Writers Conferences can open up new opportunities for writers. They can help you improve your craft. They can help you network and create new contacts in the business. They can give you opportunities to receive feedback on your writing.
In my experience, the two best writers conferences for thriller writers are ThrillerFest and Killer Nashville. They each provide a full slate of opportunities for thriller writers, although the conferences are unique in how they approach it.
ThrillerFest is held annually in New York City in July. It runs four days, and the full conference will run you over $1000. Plus the costs of hotels and meals in NYC. Run by the International Thriller Writers ITW) organization, it is broken down into three main sessions – CraftFest, AgentFest, and ThrillerFest.
CraftFest is a day and a half of lectures on the craft of writing. Top thriller writers are available to teach on a wide variety of subjects within the thriller genre. The lecture last about an hour, and are top shelf in quality.
AgentFest is like speed-dating with agents. Fifty agents gather in four conference rooms, and attendees move from one agent to the next (the authors pick which agent to stand in line for) and make a short pitch. Agents may ask to hear more, and sometimes will ask to see more. This goes on for a few hours.
ThrillerFest lasts two days, and is made up of panels and interviews with authors, agents, publishers, and other people in the business.
ThrillerFest is a great conference. It is much larger than Killer Nashville in terms of attendance, and has access to more literary agents. It is also much more expensive.
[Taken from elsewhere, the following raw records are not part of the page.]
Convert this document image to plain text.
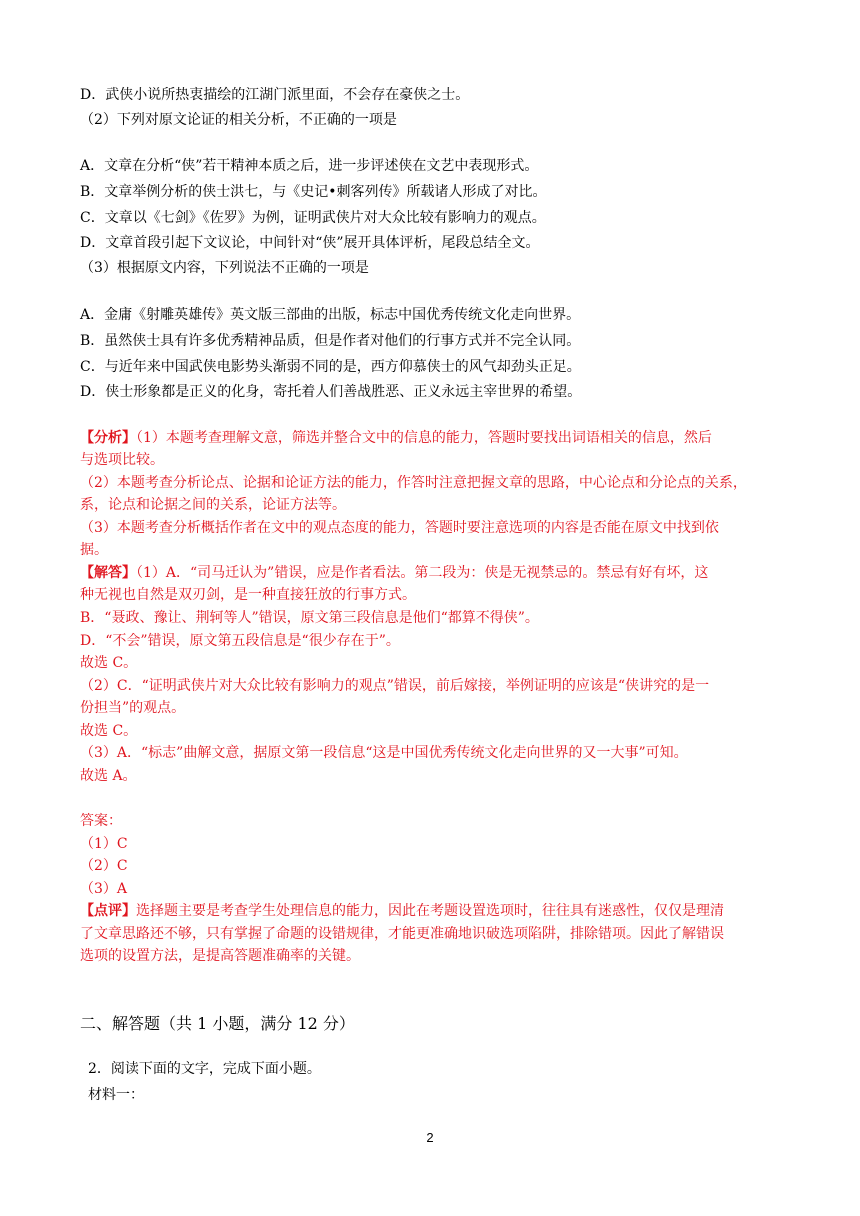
D．武侠小说所热衷描绘的江湖门派里面，不会存在豪侠之士。
（2）下列对原文论证的相关分析，不正确的一项是
A．文章在分析“侠”若干精神本质之后，进一步评述侠在文艺中表现形式。
B．文章举例分析的侠士洪七，与《史记•刺客列传》所载诸人形成了对比。
C．文章以《七剑》《佐罗》为例，证明武侠片对大众比较有影响力的观点。
D．文章首段引起下文议论，中间针对“侠”展开具体评析，尾段总结全文。
（3）根据原文内容，下列说法不正确的一项是
A．金庸《射雕英雄传》英文版三部曲的出版，标志中国优秀传统文化走向世界。
B．虽然侠士具有许多优秀精神品质，但是作者对他们的行事方式并不完全认同。
C．与近年来中国武侠电影势头渐弱不同的是，西方仰慕侠士的风气却劲头正足。
D．侠士形象都是正义的化身，寄托着人们善战胜恶、正义永远主宰世界的希望。
【分析】（1）本题考查理解文意，筛选并整合文中的信息的能力，答题时要找出词语相关的信息，然后
与选项比较。
（2）本题考查分析论点、论据和论证方法的能力，作答时注意把握文章的思路，中心论点和分论点的关系，
系，论点和论据之间的关系，论证方法等。
（3）本题考查分析概括作者在文中的观点态度的能力，答题时要注意选项的内容是否能在原文中找到依
据。
【解答】（1）A．“司马迁认为”错误，应是作者看法。第二段为：侠是无视禁忌的。禁忌有好有坏，这
种无视也自然是双刃剑，是一种直接狂放的行事方式。
B．“聂政、豫让、荆轲等人”错误，原文第三段信息是他们“都算不得侠”。
D．“不会”错误，原文第五段信息是“很少存在于”。
故选 C。
（2）C．“证明武侠片对大众比较有影响力的观点”错误，前后嫁接，举例证明的应该是“侠讲究的是一
份担当”的观点。
故选 C。
（3）A．“标志”曲解文意，据原文第一段信息“这是中国优秀传统文化走向世界的又一大事”可知。
故选 A。
答案：
（1）C
（2）C
（3）A
【点评】选择题主要是考查学生处理信息的能力，因此在考题设置选项时，往往具有迷惑性，仅仅是理清
了文章思路还不够，只有掌握了命题的设错规律，才能更准确地识破选项陷阱，排除错项。因此了解错误
选项的设置方法，是提高答题准确率的关键。
二、解答题（共 1 小题，满分 12 分）
2．阅读下面的文字，完成下面小题。
材料一：
2
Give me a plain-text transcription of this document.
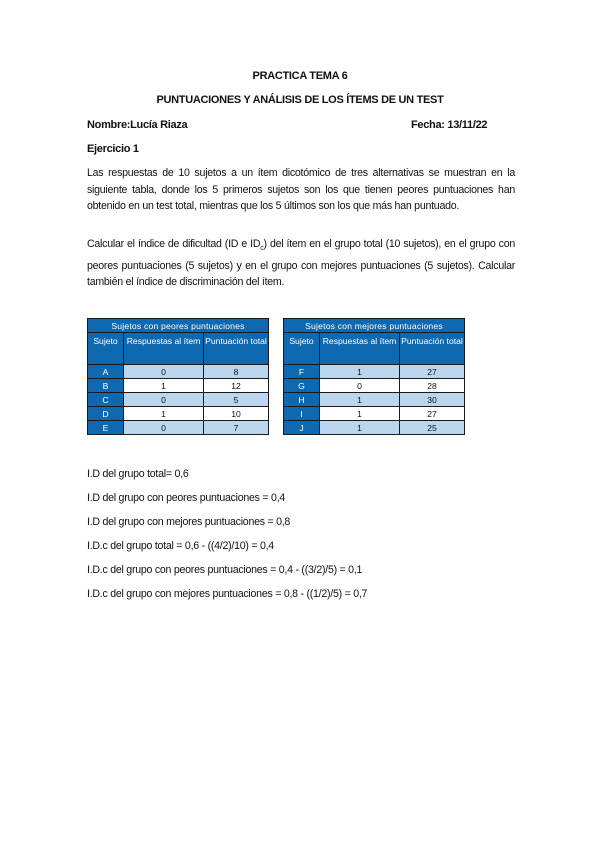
PRACTICA TEMA 6
PUNTUACIONES Y ANÁLISIS DE LOS ÍTEMS DE UN TEST
Nombre:Lucía Riaza	Fecha: 13/11/22
Ejercicio 1
Las respuestas de 10 sujetos a un ítem dicotómico de tres alternativas se muestran en la siguiente tabla, donde los 5 primeros sujetos son los que tienen peores puntuaciones han obtenido en un test total, mientras que los 5 últimos son los que más han puntuado.
Calcular el índice de dificultad (ID e $ID_c$) del ítem en el grupo total (10 sujetos), en el grupo con peores puntuaciones (5 sujetos) y en el grupo con mejores puntuaciones (5 sujetos). Calcular también el índice de discriminación del ítem.
Sujetos con peores puntuaciones		
Sujeto	Respuestas al ítem	Puntuación total
A	0	8
B	1	12
C	0	5
D	1	10
E	0	7
Sujetos con mejores puntuaciones		
Sujeto	Respuestas al ítem	Puntuación total
F	1	27
G	0	28
H	1	30
I	1	27
J	1	25
I.D del grupo total= 0,6
I.D del grupo con peores puntuaciones = 0,4
I.D del grupo con mejores puntuaciones = 0,8
I.D.c del grupo total = 0,6 - ((4/2)/10) = 0,4
I.D.c del grupo con peores puntuaciones = 0,4 - ((3/2)/5) = 0,1
I.D.c del grupo con mejores puntuaciones = 0,8 - ((1/2)/5) = 0,7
Killer Nashville is an amazing experience, run by Clay Stafford a his team of fabulous people. It caps attendance at around 300 people, and it handles agent pitches differently. At Killer Nashville, you can gain access to agents and publishers via Roundtables, where a dozen writers will each read two pages of their work to two professionals (agents or publishers). There are many sessions, and every attendee is guaranteed a slot. This year, I read in three different sessions, so I met with multiple agents and publishers.
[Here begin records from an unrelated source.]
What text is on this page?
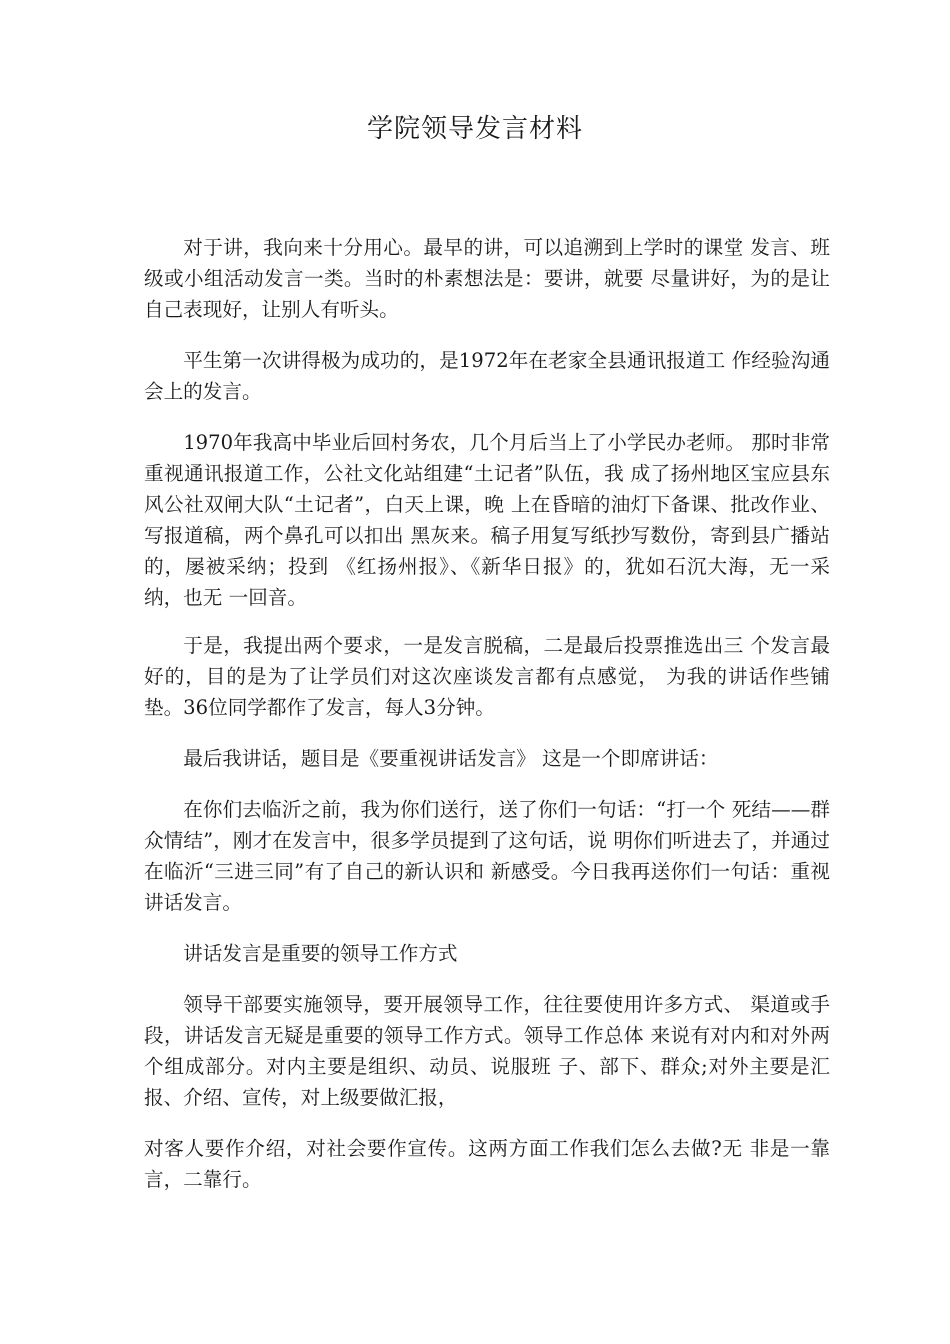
学院领导发言材料

对于讲，我向来十分用心。最早的讲，可以追溯到上学时的课堂 发言、班级或小组活动发言一类。当时的朴素想法是：要讲，就要 尽量讲好，为的是让自己表现好，让别人有听头。

平生第一次讲得极为成功的，是1972年在老家全县通讯报道工 作经验沟通会上的发言。

1970年我高中毕业后回村务农，几个月后当上了小学民办老师。 那时非常重视通讯报道工作，公社文化站组建“土记者”队伍，我 成了扬州地区宝应县东风公社双闸大队“土记者”，白天上课，晚 上在昏暗的油灯下备课、批改作业、写报道稿，两个鼻孔可以扣出 黑灰来。稿子用复写纸抄写数份，寄到县广播站的，屡被采纳；投到 《红扬州报》、《新华日报》的，犹如石沉大海，无一采纳，也无 一回音。

于是，我提出两个要求，一是发言脱稿，二是最后投票推选出三 个发言最好的，目的是为了让学员们对这次座谈发言都有点感觉， 为我的讲话作些铺垫。36位同学都作了发言，每人3分钟。

最后我讲话，题目是《要重视讲话发言》 这是一个即席讲话：

在你们去临沂之前，我为你们送行，送了你们一句话：“打一个 死结——群众情结”，刚才在发言中，很多学员提到了这句话，说 明你们听进去了，并通过在临沂“三进三同”有了自己的新认识和 新感受。今日我再送你们一句话：重视讲话发言。

讲话发言是重要的领导工作方式

领导干部要实施领导，要开展领导工作，往往要使用许多方式、 渠道或手段，讲话发言无疑是重要的领导工作方式。领导工作总体 来说有对内和对外两个组成部分。对内主要是组织、动员、说服班 子、部下、群众;对外主要是汇报、介绍、宣传，对上级要做汇报，

对客人要作介绍，对社会要作宣传。这两方面工作我们怎么去做?无 非是一靠言，二靠行。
The conference has lectures on the craft and business of writing, and panels. Authors are often invited to be part of a panel. The vibe is casual and chance meetings with professionals are common at many of the social actives available. They also have two bookstores – a Barnes and Noble, and a Killer Nashville bookstore for those who have books not available at B&N. They have book signings for authors who speak at lectures and panels.
I recommend both conferences. I try to alternate between each. I’ve been to other great conferences (The La Jolla Writers Conference is always a winner), but these two are the best for those writing in the thriller genre.